How to Continually Qualify Prospects Throughout the Pipeline

Accurate and reliable forecasting will transform a sales organization.

When it comes to a process as vital as this, you would assume there’s no room for guesswork — but the reality plays out differently:

In a recent Forrester study, 60% of respondents said they did not have a well-defined or scientific approach to sales forecasting — and it’s not for lack of effort. When asked how much time they spend on forecasting weekly, 25% of all respondents said 100 hours or more. (Outreach)

Yikes! At that point, you’re dedicating a tremendous amount of resources to an educated guess.

Now, that’s not to say the obstacles standing in your way are easily overcome. After all, most sales teams treat qualification as a discrete event, not realizing that it’s a process — one that’s not always linear.

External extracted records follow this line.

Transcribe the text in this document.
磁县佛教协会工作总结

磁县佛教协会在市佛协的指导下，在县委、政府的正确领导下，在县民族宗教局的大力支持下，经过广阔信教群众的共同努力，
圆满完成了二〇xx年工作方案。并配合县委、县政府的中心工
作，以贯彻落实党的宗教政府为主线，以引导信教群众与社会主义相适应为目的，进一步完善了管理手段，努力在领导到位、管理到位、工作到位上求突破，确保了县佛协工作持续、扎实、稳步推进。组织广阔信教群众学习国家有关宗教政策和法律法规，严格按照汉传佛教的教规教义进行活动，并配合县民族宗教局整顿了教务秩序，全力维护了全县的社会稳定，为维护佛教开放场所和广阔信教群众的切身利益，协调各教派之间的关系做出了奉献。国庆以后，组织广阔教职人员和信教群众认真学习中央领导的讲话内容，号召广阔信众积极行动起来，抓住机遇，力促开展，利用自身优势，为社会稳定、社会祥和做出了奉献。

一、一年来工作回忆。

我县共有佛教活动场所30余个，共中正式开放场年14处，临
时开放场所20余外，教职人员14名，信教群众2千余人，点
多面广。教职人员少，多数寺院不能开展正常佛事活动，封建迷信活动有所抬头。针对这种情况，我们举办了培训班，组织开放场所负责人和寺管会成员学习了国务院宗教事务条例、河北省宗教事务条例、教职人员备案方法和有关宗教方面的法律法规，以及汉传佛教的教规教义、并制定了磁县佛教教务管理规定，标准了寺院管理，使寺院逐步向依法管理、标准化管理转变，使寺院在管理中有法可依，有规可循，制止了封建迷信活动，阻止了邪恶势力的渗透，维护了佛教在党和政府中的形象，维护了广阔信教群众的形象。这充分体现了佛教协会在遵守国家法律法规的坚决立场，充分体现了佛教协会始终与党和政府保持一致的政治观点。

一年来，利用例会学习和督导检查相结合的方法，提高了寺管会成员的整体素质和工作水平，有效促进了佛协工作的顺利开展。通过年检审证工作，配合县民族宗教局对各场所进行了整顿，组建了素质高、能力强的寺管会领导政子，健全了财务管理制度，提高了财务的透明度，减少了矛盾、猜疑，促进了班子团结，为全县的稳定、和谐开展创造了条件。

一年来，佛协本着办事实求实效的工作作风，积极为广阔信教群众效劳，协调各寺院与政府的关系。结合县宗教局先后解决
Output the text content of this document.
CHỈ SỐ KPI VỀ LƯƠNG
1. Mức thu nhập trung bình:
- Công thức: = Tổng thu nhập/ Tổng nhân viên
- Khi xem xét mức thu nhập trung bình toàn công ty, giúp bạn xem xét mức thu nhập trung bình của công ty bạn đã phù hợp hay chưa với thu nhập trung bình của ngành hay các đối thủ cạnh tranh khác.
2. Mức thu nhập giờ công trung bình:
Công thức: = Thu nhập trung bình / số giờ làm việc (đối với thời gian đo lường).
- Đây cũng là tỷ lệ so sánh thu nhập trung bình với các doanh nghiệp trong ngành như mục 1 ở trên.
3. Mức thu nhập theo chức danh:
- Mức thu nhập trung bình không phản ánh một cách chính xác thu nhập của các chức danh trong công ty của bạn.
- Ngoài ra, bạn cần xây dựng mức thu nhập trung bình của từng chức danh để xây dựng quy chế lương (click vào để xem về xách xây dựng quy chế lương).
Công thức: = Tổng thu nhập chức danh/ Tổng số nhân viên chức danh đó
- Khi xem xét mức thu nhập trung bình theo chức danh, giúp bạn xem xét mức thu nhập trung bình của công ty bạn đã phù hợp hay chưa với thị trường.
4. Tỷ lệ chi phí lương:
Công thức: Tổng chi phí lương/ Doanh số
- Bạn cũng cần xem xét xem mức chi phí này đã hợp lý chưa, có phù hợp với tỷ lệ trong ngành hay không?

They also typically lack a common language for describing opportunities. As a result, information degrades at every step, and salespeople fall back on their instincts when predicting outcomes. This adds another layer of abstraction and eats up more of sales managers’ valuable time.

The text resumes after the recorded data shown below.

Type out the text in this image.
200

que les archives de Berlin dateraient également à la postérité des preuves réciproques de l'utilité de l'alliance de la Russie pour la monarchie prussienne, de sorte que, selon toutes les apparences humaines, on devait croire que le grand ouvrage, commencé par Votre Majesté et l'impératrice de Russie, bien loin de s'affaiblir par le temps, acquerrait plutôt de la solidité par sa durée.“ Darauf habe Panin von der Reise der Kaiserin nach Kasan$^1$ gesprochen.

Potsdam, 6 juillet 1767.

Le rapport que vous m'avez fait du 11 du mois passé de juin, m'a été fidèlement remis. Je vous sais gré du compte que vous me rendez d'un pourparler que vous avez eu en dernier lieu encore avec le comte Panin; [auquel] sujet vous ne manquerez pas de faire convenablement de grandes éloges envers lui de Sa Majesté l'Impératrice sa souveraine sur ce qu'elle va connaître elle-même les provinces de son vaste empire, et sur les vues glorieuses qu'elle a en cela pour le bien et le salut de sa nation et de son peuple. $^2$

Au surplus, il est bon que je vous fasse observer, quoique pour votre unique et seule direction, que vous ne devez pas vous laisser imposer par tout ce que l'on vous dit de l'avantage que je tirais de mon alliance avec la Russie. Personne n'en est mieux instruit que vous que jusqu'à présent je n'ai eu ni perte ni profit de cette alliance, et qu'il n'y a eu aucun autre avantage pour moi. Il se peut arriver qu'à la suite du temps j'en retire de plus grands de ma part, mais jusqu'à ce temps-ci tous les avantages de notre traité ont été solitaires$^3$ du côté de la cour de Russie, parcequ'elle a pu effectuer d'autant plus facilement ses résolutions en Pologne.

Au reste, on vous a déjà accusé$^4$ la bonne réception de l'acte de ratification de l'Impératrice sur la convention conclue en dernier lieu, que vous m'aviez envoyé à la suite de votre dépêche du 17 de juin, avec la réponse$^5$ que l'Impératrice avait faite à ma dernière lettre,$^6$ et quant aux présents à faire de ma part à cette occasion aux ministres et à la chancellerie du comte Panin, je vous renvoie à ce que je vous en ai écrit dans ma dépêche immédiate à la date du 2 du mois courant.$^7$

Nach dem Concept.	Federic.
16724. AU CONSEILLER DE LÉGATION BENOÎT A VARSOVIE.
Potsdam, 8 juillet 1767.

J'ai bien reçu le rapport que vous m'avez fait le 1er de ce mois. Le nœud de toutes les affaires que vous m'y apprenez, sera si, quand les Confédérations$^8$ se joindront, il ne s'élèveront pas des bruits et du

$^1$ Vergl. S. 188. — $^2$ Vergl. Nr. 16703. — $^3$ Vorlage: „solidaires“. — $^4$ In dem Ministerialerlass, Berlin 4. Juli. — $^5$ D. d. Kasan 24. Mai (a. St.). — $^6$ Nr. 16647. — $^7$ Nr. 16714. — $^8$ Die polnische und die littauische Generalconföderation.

What’s the fix? You must embrace a framework for ongoing qualification: A multi-dimensional set of criteria that sellers repeatedly use to mitigate the risk of working unqualified opportunities and improve forecast accuracy.

It all begins with these four questions.

Should they buy?

Problem: There is a significant trust gap between B2B buyers and sellers. To the point that buyers bypass the best solution in favor of the one that offers the lowest risk. (Forrester)

Solution: Clearly, products and features are not the answer. B2B buyers don’t care how much you know until they know how much you care.

Sales professionals must begin by establishing a solid foundation of credibility, trust and rapport with potential buyers. From there, honestly evaluate whether your solution is a good fit.

Is there enough value to prompt action?

Problem: Salespeople will always be tempted to go after the pain — and organizations will always have pain points that they have absolutely no interest in solving.

Solution: Set the ROI of your product/solution on firm footing and ensure that there is enough value — for the company and the individual — to create urgency and motivate change. Because no matter what you’re selling, you’re selling change. Use that to your advantage.

Can they buy?

Problem: Sales reps work hard to forge impactful relationships. As a result, they’re tempted to cling to their champion inside a client organization. However, if you are not talking to the final decision-maker, the deal is ultimately at risk.

Solution: Use the O-P-C questioning technique to ensure you thoroughly understand the prospect’s buying process and have identified everyone who can influence the deal and those who will have the final say.

Is there a plan in place?

Problem: As we get ready for summer in the northern hemisphere, the potential to be blindsided by OoO responses only increases.

Solution: Salespeople should work with prospects to build a two-way understanding of a company’s crucial business issues and the activities required to solve them. This mutual plan is a powerful tool for building buyer confidence — and ensuring that deals don’t unexpectedly stall.

Ultimately, when you treat qualification as an ongoing event, you set sellers up for success — reducing frustrations and no-decisions while maximizing time spent on winnable opportunities. The results are an increase in win rate, the quality of your data and your forecast accuracy.